That alone is not evidence. That could be the old timeline before Spock and Nero erased it. A timeline happens in the past, present and future before it is altered.
That doesn't make any sense at all. If the Prime timeline was erased when Spock & Nero went back into the past, then the Prime timeline would cease to exist
at that moment. We've seen previous cases of alternate futures in
Star Trek--"All Good Things," "The Visitor," "Children of Time," "Timeless," "Endgame"--but at no point do we keep seeing those futures play out after the timeline has been altered. But if something like
Picard exists after the point when Spock & Nero went back, then it means that the Prime timeline still exists.

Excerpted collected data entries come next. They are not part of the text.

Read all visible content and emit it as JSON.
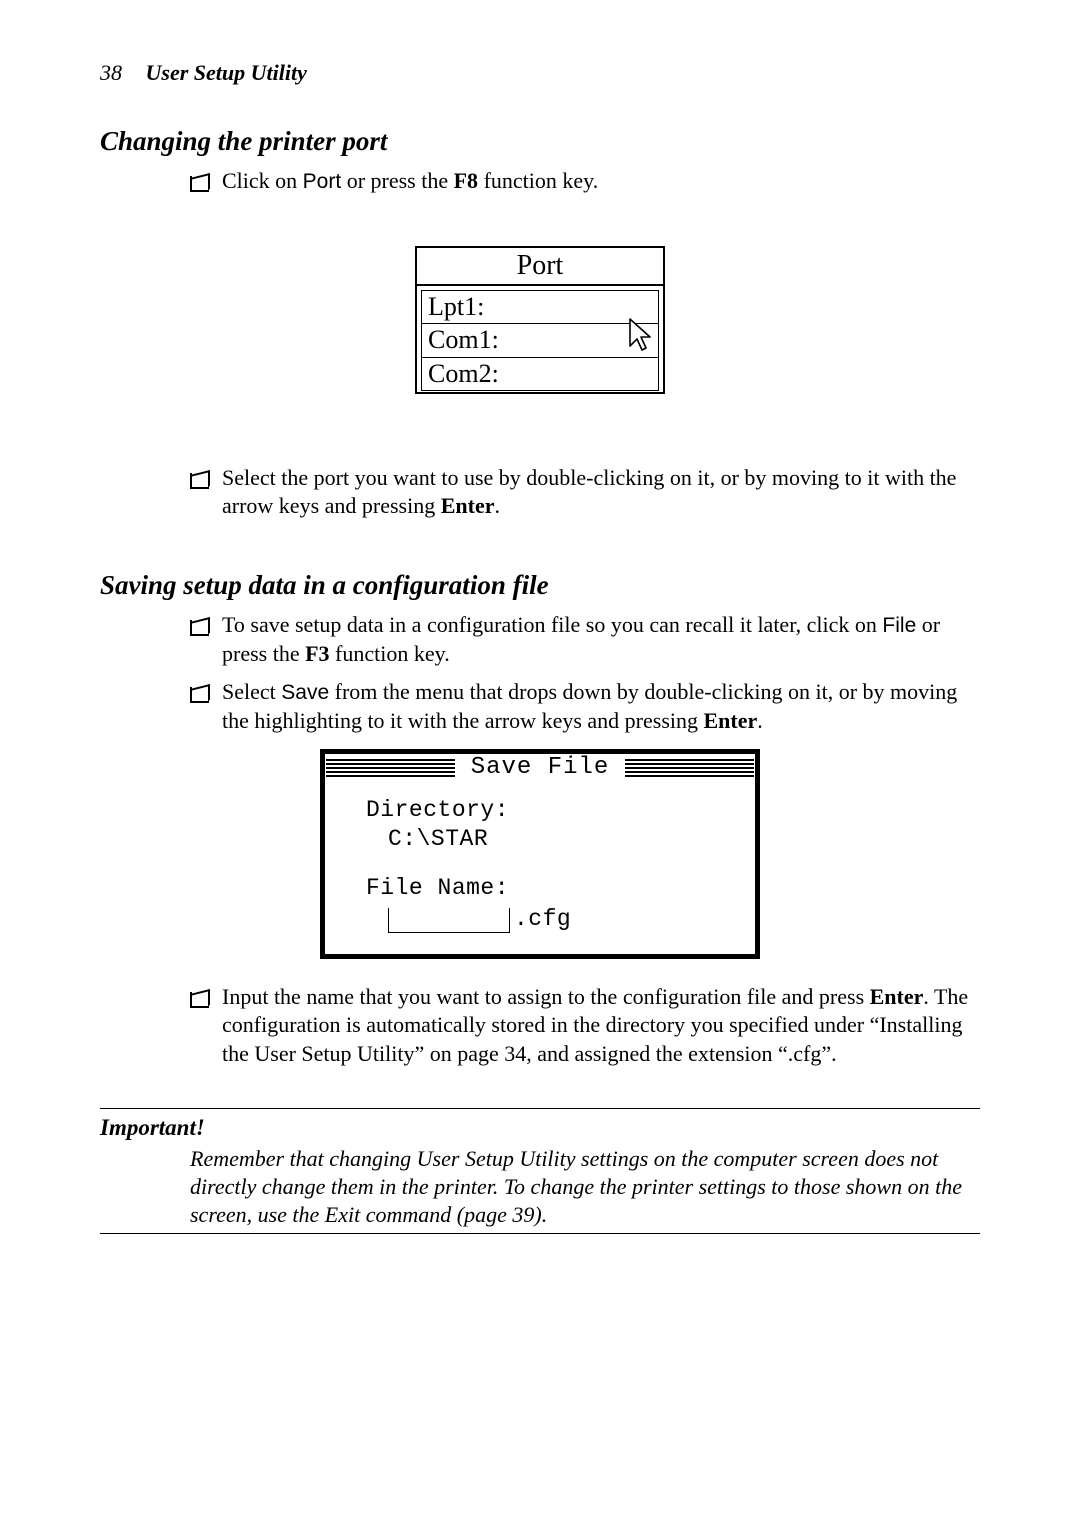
{
  "page": {
    "number": "38",
    "chapter_title": "User Setup Utility"
  },
  "section1": {
    "heading": "Changing the printer port",
    "step1": {
      "pre": "Click on ",
      "port_word": "Port",
      "mid": " or press the ",
      "f8": "F8",
      "post": " function key."
    },
    "port_dialog": {
      "title": "Port",
      "items": [
        "Lpt1:",
        "Com1:",
        "Com2:"
      ]
    },
    "step2": {
      "pre": "Select the port you want to use by double-clicking on it, or by moving to it with the arrow keys and pressing ",
      "enter": "Enter",
      "post": "."
    }
  },
  "section2": {
    "heading": "Saving setup data in a configuration file",
    "step1": {
      "pre": "To save setup data in a configuration file so you can recall it later, click on ",
      "file_word": "File",
      "mid": " or press the ",
      "f3": "F3",
      "post": " function key."
    },
    "step2": {
      "pre": "Select ",
      "save_word": "Save",
      "mid": " from the menu that drops down by double-clicking on it, or by moving the highlighting to it with the arrow keys and pressing ",
      "enter": "Enter",
      "post": "."
    },
    "save_dialog": {
      "title": "Save File",
      "dir_label": "Directory:",
      "dir_value": "C:\\STAR",
      "file_label": "File Name:",
      "file_value": "",
      "file_ext": ".cfg"
    },
    "step3": {
      "pre": "Input the name that you want to assign to the configuration file and press ",
      "enter": "Enter",
      "post": ". The configuration is automatically stored in the directory you specified under “Installing the User Setup Utility” on page 34, and assigned the extension “.cfg”."
    }
  },
  "important": {
    "label": "Important!",
    "body": "Remember that changing User Setup Utility settings on the computer screen does not directly change them in the printer. To change the printer settings to those shown on the screen, use the Exit command (page 39)."
  }
}
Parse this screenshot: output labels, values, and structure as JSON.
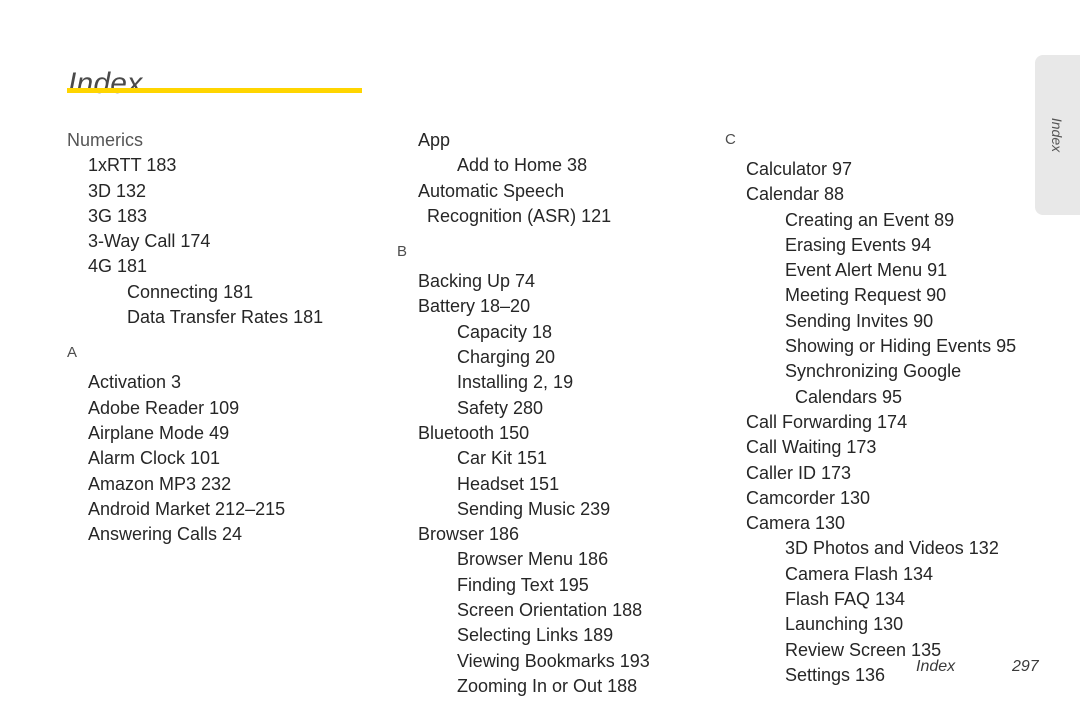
{
  "title": "Index",
  "accent_color": "#ffd500",
  "side_tab": {
    "label": "Index",
    "background_color": "#e8e8e8"
  },
  "footer": {
    "label": "Index",
    "page_number": "297"
  },
  "columns": [
    {
      "id": "column-1",
      "entries": [
        {
          "text": "Numerics",
          "level": "head"
        },
        {
          "text": "1xRTT 183",
          "level": "1"
        },
        {
          "text": "3D 132",
          "level": "1"
        },
        {
          "text": "3G 183",
          "level": "1"
        },
        {
          "text": "3-Way Call 174",
          "level": "1"
        },
        {
          "text": "4G 181",
          "level": "1"
        },
        {
          "text": "Connecting 181",
          "level": "2"
        },
        {
          "text": "Data Transfer Rates 181",
          "level": "2"
        },
        {
          "text": "A",
          "level": "letter"
        },
        {
          "text": "Activation 3",
          "level": "1"
        },
        {
          "text": "Adobe Reader 109",
          "level": "1"
        },
        {
          "text": "Airplane Mode 49",
          "level": "1"
        },
        {
          "text": "Alarm Clock 101",
          "level": "1"
        },
        {
          "text": "Amazon MP3 232",
          "level": "1"
        },
        {
          "text": "Android Market 212–215",
          "level": "1"
        },
        {
          "text": "Answering Calls 24",
          "level": "1"
        }
      ]
    },
    {
      "id": "column-2",
      "entries": [
        {
          "text": "App",
          "level": "1"
        },
        {
          "text": "Add to Home 38",
          "level": "2"
        },
        {
          "text": "Automatic Speech",
          "level": "1"
        },
        {
          "text": "Recognition (ASR) 121",
          "level": "1w"
        },
        {
          "text": "B",
          "level": "letter"
        },
        {
          "text": "Backing Up 74",
          "level": "1"
        },
        {
          "text": "Battery 18–20",
          "level": "1"
        },
        {
          "text": "Capacity 18",
          "level": "2"
        },
        {
          "text": "Charging 20",
          "level": "2"
        },
        {
          "text": "Installing 2, 19",
          "level": "2"
        },
        {
          "text": "Safety 280",
          "level": "2"
        },
        {
          "text": "Bluetooth 150",
          "level": "1"
        },
        {
          "text": "Car Kit 151",
          "level": "2"
        },
        {
          "text": "Headset 151",
          "level": "2"
        },
        {
          "text": "Sending Music 239",
          "level": "2"
        },
        {
          "text": "Browser 186",
          "level": "1"
        },
        {
          "text": "Browser Menu 186",
          "level": "2"
        },
        {
          "text": "Finding Text 195",
          "level": "2"
        },
        {
          "text": "Screen Orientation 188",
          "level": "2"
        },
        {
          "text": "Selecting Links 189",
          "level": "2"
        },
        {
          "text": "Viewing Bookmarks 193",
          "level": "2"
        },
        {
          "text": "Zooming In or Out 188",
          "level": "2"
        }
      ]
    },
    {
      "id": "column-3",
      "entries": [
        {
          "text": "C",
          "level": "letter-top"
        },
        {
          "text": "Calculator 97",
          "level": "1"
        },
        {
          "text": "Calendar 88",
          "level": "1"
        },
        {
          "text": "Creating an Event 89",
          "level": "2"
        },
        {
          "text": "Erasing Events 94",
          "level": "2"
        },
        {
          "text": "Event Alert Menu 91",
          "level": "2"
        },
        {
          "text": "Meeting Request 90",
          "level": "2"
        },
        {
          "text": "Sending Invites 90",
          "level": "2"
        },
        {
          "text": "Showing or Hiding Events 95",
          "level": "2"
        },
        {
          "text": "Synchronizing Google",
          "level": "2"
        },
        {
          "text": "Calendars 95",
          "level": "2w"
        },
        {
          "text": "Call Forwarding 174",
          "level": "1"
        },
        {
          "text": "Call Waiting 173",
          "level": "1"
        },
        {
          "text": "Caller ID 173",
          "level": "1"
        },
        {
          "text": "Camcorder 130",
          "level": "1"
        },
        {
          "text": "Camera 130",
          "level": "1"
        },
        {
          "text": "3D Photos and Videos 132",
          "level": "2"
        },
        {
          "text": "Camera Flash 134",
          "level": "2"
        },
        {
          "text": "Flash FAQ 134",
          "level": "2"
        },
        {
          "text": "Launching 130",
          "level": "2"
        },
        {
          "text": "Review Screen 135",
          "level": "2"
        },
        {
          "text": "Settings 136",
          "level": "2"
        }
      ]
    }
  ]
}
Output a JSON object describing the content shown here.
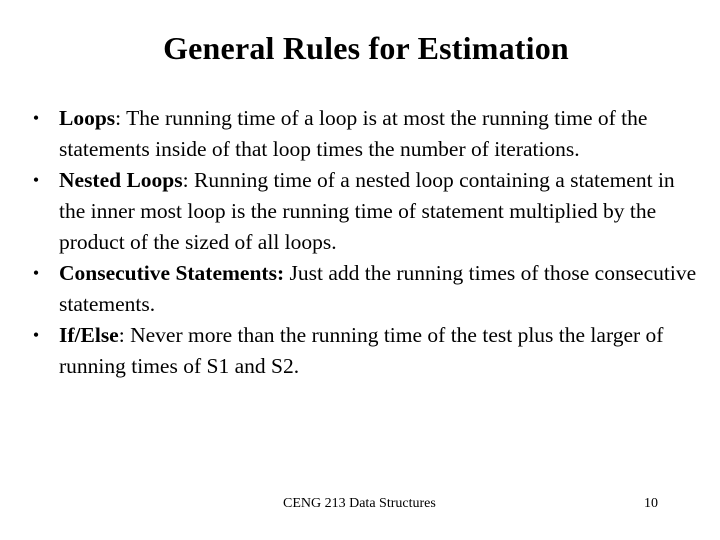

I guess you could argue about how the events of
Picard would have always existed at least theoretically, in the same way that Captain Braxton's 29th century future seemed to exist for the Voyager crew because they felt the effects of it. In a world where time travel exists, the future always exists even if it hasn't actually happened yet. So, if the future did happen but then is changed so that it didn't happen anymore, that still means that it did happen at some point, even if it eventually didn't. In this respect, time isn't even relative, it's totally subjective! There's no such thing as one single timeline because the universe is completely dependent on the subjective perspective of the person observing it. Picard observes the events of
Picard happening, the people of the Kelvin timeline observe events happening differently, and we observe both sets of observations, therefore, both happened. And, this is fiction, so really none of it ever happened anyway except to the extent that we do or don't consume the story.
I feel like we need a temporal equivalent of Descartes' "I think, therefore I am." Something like, "I observe, therefore it occurred."